As operações devem ser feitas em dias de baixa temperatura, preferencialmente pela manhã, diminuindo assim o risco de ocorrência de miíases (bicheiras) e dando condições para que mãe e filho se reencontrem ainda com dia claro.
Deve-se ter cuidado especial com o local da realização das operações, utilizando mangueiras limpas, sem acúmulo de esterco e barro, que podem contaminar os cortes, e com o material utilizado, que deve ser limpo e desinfectado, sendo conservado durante o uso em recipientes com desinfetante. Não se descuidando das mãos de quem for proceder as operações.

Lembre-se: “Higiene e Sucesso caminham juntos!!”

Assinalação
Consiste na marcação para identificação dos cordeiros podendo ser por tatuagem, brincos ou cortes nas orelhas.
Embora não exista uma data fixa para assinalar os cordeiros, é aconselhável fazê-lo até a 5ª semana de idade.
O método de cortes nas orelhas através da utilização de assinalador ou faca é a maneira mais utilizada nos sistemas extensivos de criação, o qual permite a identificação do proprietário do animal, porém em criações mais intensivas tem sido muito utilizado a identificação através de brincos ou tatuagens, que possibilitam um controle efetivo e individual dos animais, permitindo ao produtor acompanhar a vida produtiva e reprodutiva de cada um dentro do rebanho.
Os brincos possuem a vantagem de fácil visualização, além do baixo custo e possibilidade de ser usado logo após o nascimento, porém devem ser colocados em número de dois, sendo um em cada orelha, pois os animais podem perder este tipo de identificação, já a tatuagem, embora seja mais difícil de ser visualizada tem a vantagem de permanecer no animal durante toda sua vida.

Em animais aspados, ainda pode ser utilizada a marcação de ferro a fogo sendo realizada na base do chifre do animal. O método é barato, no entanto, de difícil execução.
 

Castração
A castração tem por objetivos melhorar a consistência e o sabor das carnes, tornar os animais mais dóceis, engordá-los mais rapidamente e possibilitar a criação de machos e de fêmeas juntos, sem que ocorram coberturas indesejáveis.

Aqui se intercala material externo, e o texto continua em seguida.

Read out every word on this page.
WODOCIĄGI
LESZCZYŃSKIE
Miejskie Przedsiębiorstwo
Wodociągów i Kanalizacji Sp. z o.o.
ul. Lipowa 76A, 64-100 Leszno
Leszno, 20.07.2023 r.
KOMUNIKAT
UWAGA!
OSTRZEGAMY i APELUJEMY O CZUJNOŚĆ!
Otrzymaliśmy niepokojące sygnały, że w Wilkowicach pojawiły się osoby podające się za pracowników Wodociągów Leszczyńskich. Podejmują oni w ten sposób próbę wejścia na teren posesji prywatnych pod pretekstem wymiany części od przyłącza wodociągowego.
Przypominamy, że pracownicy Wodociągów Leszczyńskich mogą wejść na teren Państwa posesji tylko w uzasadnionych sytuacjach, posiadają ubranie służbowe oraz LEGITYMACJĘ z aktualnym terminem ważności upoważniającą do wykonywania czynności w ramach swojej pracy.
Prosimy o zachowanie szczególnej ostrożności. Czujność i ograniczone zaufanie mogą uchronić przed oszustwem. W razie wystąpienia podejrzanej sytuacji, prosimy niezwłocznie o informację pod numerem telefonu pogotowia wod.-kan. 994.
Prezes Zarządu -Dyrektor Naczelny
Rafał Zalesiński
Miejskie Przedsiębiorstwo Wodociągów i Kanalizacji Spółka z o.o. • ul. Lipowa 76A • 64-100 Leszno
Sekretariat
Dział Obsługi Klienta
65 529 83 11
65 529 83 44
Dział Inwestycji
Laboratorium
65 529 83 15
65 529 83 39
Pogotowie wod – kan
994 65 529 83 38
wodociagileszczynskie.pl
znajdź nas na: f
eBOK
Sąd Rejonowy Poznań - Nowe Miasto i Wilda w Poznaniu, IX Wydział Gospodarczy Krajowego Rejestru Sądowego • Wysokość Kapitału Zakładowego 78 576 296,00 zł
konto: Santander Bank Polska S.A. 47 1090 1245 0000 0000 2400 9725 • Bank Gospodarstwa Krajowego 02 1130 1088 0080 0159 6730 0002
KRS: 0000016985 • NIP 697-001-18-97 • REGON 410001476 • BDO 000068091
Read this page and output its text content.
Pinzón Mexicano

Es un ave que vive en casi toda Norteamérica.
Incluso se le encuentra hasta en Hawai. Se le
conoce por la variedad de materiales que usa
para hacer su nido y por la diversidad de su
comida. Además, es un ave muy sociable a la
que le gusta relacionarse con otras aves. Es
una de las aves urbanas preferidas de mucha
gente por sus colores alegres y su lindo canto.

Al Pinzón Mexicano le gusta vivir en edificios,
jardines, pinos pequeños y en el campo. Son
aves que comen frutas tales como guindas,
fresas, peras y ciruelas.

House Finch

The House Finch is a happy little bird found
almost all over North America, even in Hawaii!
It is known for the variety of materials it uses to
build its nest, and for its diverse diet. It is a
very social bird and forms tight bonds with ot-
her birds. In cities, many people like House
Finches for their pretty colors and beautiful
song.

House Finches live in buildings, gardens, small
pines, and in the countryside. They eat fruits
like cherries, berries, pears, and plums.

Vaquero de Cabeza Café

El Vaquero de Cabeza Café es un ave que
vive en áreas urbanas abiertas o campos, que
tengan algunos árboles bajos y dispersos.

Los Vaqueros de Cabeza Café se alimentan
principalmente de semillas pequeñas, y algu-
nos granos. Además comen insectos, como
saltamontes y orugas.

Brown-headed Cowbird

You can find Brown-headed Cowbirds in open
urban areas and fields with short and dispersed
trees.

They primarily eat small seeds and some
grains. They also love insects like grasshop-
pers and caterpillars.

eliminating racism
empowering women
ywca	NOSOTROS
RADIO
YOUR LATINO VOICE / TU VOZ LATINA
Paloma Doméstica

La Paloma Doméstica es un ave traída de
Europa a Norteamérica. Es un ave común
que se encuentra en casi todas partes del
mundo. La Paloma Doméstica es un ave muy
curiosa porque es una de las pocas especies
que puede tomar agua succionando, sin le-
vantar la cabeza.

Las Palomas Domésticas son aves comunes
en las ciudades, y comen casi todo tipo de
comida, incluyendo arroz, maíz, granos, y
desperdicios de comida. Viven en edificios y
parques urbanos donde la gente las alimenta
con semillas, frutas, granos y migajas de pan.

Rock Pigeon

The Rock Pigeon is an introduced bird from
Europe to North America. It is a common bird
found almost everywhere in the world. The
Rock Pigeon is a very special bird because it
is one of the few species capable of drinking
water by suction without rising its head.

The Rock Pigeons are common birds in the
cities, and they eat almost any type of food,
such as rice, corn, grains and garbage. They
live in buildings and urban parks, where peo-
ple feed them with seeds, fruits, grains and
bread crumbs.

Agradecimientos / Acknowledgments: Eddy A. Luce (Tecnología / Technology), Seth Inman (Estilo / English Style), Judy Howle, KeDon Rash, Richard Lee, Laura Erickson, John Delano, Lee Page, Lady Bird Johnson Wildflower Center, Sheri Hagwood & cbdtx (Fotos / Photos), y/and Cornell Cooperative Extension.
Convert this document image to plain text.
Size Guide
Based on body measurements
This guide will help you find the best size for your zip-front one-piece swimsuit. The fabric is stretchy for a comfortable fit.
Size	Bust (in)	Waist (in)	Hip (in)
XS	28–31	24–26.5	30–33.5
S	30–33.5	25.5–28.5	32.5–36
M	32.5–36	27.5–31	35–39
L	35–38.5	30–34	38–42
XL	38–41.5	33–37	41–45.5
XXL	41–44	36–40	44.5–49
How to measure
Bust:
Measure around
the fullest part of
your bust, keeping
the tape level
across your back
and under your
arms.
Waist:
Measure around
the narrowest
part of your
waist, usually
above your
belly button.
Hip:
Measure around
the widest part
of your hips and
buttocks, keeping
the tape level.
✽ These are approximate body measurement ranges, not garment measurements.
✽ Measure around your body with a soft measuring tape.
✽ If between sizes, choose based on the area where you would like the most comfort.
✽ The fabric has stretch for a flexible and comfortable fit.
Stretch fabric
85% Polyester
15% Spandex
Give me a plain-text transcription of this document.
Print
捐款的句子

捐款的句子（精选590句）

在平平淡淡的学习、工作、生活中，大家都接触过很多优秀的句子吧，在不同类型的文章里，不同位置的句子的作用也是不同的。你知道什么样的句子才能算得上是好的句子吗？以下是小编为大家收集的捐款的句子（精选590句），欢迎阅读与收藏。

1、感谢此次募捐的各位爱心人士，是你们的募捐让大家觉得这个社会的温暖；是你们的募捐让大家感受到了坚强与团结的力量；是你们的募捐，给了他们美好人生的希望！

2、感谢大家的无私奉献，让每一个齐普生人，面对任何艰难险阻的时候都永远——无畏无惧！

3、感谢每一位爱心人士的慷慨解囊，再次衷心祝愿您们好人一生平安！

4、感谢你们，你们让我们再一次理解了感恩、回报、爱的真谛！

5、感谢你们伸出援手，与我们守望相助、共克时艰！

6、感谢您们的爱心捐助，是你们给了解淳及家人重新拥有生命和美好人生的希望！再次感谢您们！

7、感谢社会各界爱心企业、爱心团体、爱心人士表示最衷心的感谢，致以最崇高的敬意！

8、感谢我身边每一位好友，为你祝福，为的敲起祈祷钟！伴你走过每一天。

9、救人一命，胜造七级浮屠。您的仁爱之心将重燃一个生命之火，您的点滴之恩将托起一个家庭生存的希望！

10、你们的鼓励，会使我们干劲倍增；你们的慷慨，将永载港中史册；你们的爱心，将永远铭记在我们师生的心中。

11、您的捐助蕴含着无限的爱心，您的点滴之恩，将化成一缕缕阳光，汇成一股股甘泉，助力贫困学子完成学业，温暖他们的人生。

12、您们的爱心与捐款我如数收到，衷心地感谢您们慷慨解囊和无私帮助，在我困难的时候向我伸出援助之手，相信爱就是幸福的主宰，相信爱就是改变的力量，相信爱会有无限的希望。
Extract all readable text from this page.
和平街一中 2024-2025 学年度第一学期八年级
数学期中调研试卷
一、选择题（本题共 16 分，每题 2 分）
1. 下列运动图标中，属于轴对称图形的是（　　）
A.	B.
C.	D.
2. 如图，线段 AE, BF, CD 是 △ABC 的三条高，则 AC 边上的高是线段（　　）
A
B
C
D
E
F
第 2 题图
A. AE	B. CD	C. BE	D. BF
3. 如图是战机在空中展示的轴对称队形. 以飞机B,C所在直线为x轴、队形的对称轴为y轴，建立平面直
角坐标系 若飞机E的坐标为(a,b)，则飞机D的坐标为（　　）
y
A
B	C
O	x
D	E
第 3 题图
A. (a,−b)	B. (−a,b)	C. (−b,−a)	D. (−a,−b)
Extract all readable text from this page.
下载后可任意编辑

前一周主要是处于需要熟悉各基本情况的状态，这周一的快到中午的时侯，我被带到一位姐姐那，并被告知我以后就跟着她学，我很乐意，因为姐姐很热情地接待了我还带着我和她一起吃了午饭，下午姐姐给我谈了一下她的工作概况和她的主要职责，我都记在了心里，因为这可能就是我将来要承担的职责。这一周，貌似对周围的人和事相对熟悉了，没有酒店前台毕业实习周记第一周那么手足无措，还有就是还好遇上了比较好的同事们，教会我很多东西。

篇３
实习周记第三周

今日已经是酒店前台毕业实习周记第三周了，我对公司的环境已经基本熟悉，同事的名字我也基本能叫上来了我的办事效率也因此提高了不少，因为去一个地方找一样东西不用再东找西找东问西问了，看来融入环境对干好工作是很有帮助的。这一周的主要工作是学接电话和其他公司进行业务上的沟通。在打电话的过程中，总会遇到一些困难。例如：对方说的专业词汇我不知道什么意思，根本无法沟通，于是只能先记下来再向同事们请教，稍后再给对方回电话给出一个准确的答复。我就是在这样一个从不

Castrar ou não os animais??
A castração é uma questão muito polêmica, discutida por pesquisadores e produtores, alguns defendem que animais inteiros, quando abatidos precocemente, tem a possibilidade de apresentar um desenvolvimento superior da musculatura e, conseqüentemente, um maior ganho de peso devido a maior produção hormonal, desde que lhes seja fornecida alimentação e controle sanitário adequados, outros afirmam que a castração deve ser realizada, pois possibilita a obtenção de carcaças de melhor qualidade, com um melhor acabamento de gordura.
Na verdade o principal motivo para se castrar cordeiros que serão enviados ao abate até os seis meses de idade seria evitar possíveis acasalamentos indesejáveis.       Quando realizada, a castração normalmente é feita até a 5ª semana de idade do cordeiro. Sendo os métodos mais empregados a utilização de anéis de borracha ou de emasculadores, e a intervenção cirúrgica.
O método do anel de borracha é muito simples e consiste em se colocar um anel de borracha na base do saco escrotal de tal forma que os testículos fiquem localizados abaixo do mesmo, de modo que não haja circulação sanguínea e com o passar dos dias os testículos caem. O anel deve ser colocado com o auxilio de um alicate específico pra tal fim.
A utilização de emasculadores, mais conhecidos como burdizzo, baseia-se no princípio do esmagamento dos cordões que ligam os testículos ao organismo sem que haja o corte da pele, é um método simples, rápido e prático, porém, há o risco de falha na castração.
A castração pelo método cirúrgico consiste em realizar um corte na ponta do saco escrotal com o auxilio de uma faca ou bisturi, logo após puxa-se os testículos (um por vez) até que o cordão espermático se rompa, é um método prático e rápido, no entanto deve ser realizado por pessoal treinado. Neste caso, há maior risco de contaminações, processos hemorrágicos e inflamatórios.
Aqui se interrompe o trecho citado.